God doesn’t turn His back when you’re terrified. He doesn’t run away from your lack of faith or your failure to recognize His presence. Instead, He calms your fears and then proceeds to encourage you. That’s just what He does.

Just Do It
Luke 2:15-17(NLT)
When the angels had returned to heaven, the shepherds said to each other, “Let’s go to Bethlehem! Let’s see this thing that has happened, which the Lord has told us about.” They hurried to the village and found Mary and Joseph. And there was the baby, lying in the manger. After seeing him, the shepherds told everyone what had happened and what the angel had said to them about this child.

For years, Nike, the most recognizable shoe brand in the world, had a slogan that encouraged their customers to “just do it.” This slogan encouraged people to look at what appeared to be impossible, and to just go for it.

That’s what the shepherds did. What they had seen didn’t make sense to them, but they didn’t let that stop them. When they heard that Christ had come, they had to go see it for themselves. Once they saw Him, they had to tell other people about it.
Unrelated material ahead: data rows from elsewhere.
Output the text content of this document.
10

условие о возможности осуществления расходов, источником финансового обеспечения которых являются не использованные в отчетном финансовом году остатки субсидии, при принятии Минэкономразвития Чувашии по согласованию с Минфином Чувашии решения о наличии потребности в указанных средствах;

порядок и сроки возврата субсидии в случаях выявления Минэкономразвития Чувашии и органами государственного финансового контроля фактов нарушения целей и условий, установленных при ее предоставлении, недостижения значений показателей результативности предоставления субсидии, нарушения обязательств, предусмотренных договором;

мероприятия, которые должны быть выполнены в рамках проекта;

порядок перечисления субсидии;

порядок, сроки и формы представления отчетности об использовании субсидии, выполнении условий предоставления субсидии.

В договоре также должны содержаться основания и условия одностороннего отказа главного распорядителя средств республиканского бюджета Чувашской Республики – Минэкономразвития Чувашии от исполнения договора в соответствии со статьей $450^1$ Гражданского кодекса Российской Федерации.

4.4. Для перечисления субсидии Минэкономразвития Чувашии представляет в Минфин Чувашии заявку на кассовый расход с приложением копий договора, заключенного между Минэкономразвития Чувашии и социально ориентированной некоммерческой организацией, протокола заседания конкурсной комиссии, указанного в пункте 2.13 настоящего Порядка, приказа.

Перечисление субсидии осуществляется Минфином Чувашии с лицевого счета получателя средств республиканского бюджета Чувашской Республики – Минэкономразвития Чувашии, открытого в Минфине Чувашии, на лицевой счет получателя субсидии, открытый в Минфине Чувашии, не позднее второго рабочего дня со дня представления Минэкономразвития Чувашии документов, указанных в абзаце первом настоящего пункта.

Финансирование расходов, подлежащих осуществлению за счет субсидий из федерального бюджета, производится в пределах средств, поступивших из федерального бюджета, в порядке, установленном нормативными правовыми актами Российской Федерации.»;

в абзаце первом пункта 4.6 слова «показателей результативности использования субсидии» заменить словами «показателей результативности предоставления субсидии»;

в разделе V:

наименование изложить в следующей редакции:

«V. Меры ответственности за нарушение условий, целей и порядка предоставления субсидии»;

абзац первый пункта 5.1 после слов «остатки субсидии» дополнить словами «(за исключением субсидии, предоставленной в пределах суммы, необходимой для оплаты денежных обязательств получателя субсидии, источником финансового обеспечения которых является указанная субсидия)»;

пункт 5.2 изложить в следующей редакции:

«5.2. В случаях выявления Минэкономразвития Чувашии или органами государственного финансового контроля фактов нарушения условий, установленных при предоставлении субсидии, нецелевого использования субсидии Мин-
When you recognize the presence of God in your life, there is no stopping you from pursuing it. When you encounter Him, you can’t help but share that good news with others. If you’re feeling afraid, just do it!

A Closing Prayer:
Heavenly Father, thank You for including the shepherds in the story of Your Son’s birth. Thank You for what their presence in the story, and their faith in You teaches me. Thank You for taking the time to care about everyone, and for providing Your Son for us all. Give me the courage to share His Good News with others. In Christ’s name, Amen.